Before you embark on a scavenger hunt for wood, ask yourself... would you mill your own tongue & groove oak to install a new hardwood floor in the den? Rip larger stock into 2x4’s to build a garden shed? If you answer yes then by all means satisfy the need to bond with the tools in your home woodshop. Have fun with the wood hunt and check out these links: Wood Species Overview, Wood Strengths, Boat Building Lumber.
It takes 1200-to-1300 lineal feet of NWC cedar strips to build most tandem canoes, roughly $450-500 for strips. An easy method to figure the lineal footage you need for any particular hull design is to measure the the distance gunwale to gunwale around the center form. Divide that distance by .75 for square cut or .625 if you plan to build with bead 'n cover strips. Multiply the quotient by the length of the canoe. For example, the #6 center form, on the 13 foot NWC Tadpole measures 44-inches. 44 ÷ .75 = 58.6, 59 x 13 = 767.
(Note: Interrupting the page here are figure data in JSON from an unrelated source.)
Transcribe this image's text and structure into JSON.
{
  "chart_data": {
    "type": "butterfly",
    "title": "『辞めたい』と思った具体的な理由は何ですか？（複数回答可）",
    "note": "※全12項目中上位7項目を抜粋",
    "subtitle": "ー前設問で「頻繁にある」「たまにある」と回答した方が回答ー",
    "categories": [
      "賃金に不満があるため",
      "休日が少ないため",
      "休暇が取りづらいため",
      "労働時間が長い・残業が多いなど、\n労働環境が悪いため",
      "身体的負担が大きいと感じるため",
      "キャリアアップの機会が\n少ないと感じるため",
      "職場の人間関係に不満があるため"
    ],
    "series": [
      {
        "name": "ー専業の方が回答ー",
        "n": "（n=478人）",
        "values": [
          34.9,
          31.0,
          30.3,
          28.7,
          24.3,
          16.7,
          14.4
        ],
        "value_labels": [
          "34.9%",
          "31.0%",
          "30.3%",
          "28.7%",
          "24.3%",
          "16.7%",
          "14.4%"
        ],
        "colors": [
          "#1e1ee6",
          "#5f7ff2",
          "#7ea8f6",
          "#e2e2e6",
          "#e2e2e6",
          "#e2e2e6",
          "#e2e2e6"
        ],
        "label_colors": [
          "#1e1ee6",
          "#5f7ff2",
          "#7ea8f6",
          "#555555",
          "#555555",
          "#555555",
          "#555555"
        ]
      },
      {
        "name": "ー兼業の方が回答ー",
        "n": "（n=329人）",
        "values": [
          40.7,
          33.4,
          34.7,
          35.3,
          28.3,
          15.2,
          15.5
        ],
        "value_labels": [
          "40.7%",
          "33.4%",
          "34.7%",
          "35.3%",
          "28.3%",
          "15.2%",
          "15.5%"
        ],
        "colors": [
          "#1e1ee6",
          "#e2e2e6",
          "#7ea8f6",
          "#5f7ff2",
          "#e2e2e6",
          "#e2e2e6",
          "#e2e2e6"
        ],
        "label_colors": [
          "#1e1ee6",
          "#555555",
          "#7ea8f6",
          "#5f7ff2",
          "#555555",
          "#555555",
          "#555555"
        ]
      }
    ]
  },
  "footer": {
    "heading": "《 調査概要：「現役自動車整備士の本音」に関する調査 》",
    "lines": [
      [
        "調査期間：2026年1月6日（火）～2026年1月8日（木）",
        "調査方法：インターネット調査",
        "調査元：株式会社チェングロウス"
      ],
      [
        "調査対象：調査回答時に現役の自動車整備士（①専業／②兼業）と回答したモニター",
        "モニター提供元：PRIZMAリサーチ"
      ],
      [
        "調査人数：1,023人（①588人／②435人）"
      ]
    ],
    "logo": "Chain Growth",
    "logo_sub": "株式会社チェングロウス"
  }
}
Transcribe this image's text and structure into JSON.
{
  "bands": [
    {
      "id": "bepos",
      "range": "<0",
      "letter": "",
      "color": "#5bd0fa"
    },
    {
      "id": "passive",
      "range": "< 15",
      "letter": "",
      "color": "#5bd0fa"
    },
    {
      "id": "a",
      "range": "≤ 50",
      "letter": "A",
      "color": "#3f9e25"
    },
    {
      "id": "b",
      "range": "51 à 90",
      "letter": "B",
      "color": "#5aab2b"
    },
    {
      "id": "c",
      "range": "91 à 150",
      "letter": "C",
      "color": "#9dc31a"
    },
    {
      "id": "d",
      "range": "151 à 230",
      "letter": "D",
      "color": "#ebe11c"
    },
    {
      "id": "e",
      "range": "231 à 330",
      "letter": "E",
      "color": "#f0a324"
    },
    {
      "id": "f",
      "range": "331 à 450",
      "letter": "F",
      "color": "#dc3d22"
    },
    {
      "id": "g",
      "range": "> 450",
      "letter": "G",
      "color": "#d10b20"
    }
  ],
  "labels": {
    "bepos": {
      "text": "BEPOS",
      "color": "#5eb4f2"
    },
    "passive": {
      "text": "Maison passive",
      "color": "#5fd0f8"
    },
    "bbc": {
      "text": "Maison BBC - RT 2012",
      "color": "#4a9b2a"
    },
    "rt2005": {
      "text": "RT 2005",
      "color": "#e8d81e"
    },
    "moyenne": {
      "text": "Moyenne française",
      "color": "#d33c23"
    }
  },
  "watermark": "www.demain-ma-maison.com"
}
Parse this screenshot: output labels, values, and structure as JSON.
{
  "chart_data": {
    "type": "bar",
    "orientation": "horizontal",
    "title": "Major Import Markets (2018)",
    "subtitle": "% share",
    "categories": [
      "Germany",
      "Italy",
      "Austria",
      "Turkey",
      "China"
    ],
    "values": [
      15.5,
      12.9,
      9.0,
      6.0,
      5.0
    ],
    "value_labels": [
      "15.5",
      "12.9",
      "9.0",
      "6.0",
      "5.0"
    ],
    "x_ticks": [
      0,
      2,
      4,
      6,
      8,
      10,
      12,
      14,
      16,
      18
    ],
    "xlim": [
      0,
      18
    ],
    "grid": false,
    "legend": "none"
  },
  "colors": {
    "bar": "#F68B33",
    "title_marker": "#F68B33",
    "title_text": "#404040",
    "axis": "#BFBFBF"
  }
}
Cut strips one-quarter inch. With thinner 1/8th or 3/16ths strips, it’s quite likely you’ll sand through the hull, oops. The weight savings is nil. Thicker strips are hard to work and will not add significant strength. Cut out all knots; knots contain tree juice and epoxy will not bond to oily sap, delaminating can be a problem. No way around it, cutting strips remains a dusty painstaking task
Look for the highest classification of board lumber called select. Select is subdivided into three categories: B, C, and D Select. B is the highest quality. Purchase D grade select or better for your canoe. Most doit-yourselfers will choose a table saw with a narrow kerf blade to cut strips. A bandsaw works well and consumes less wood, providing you have an adequate rip fence and support the wood as it passes over the smaller table. You can also use a handheld circular saw fitted with a narrow kerf blade and a temporary fence affixed to the sole plate.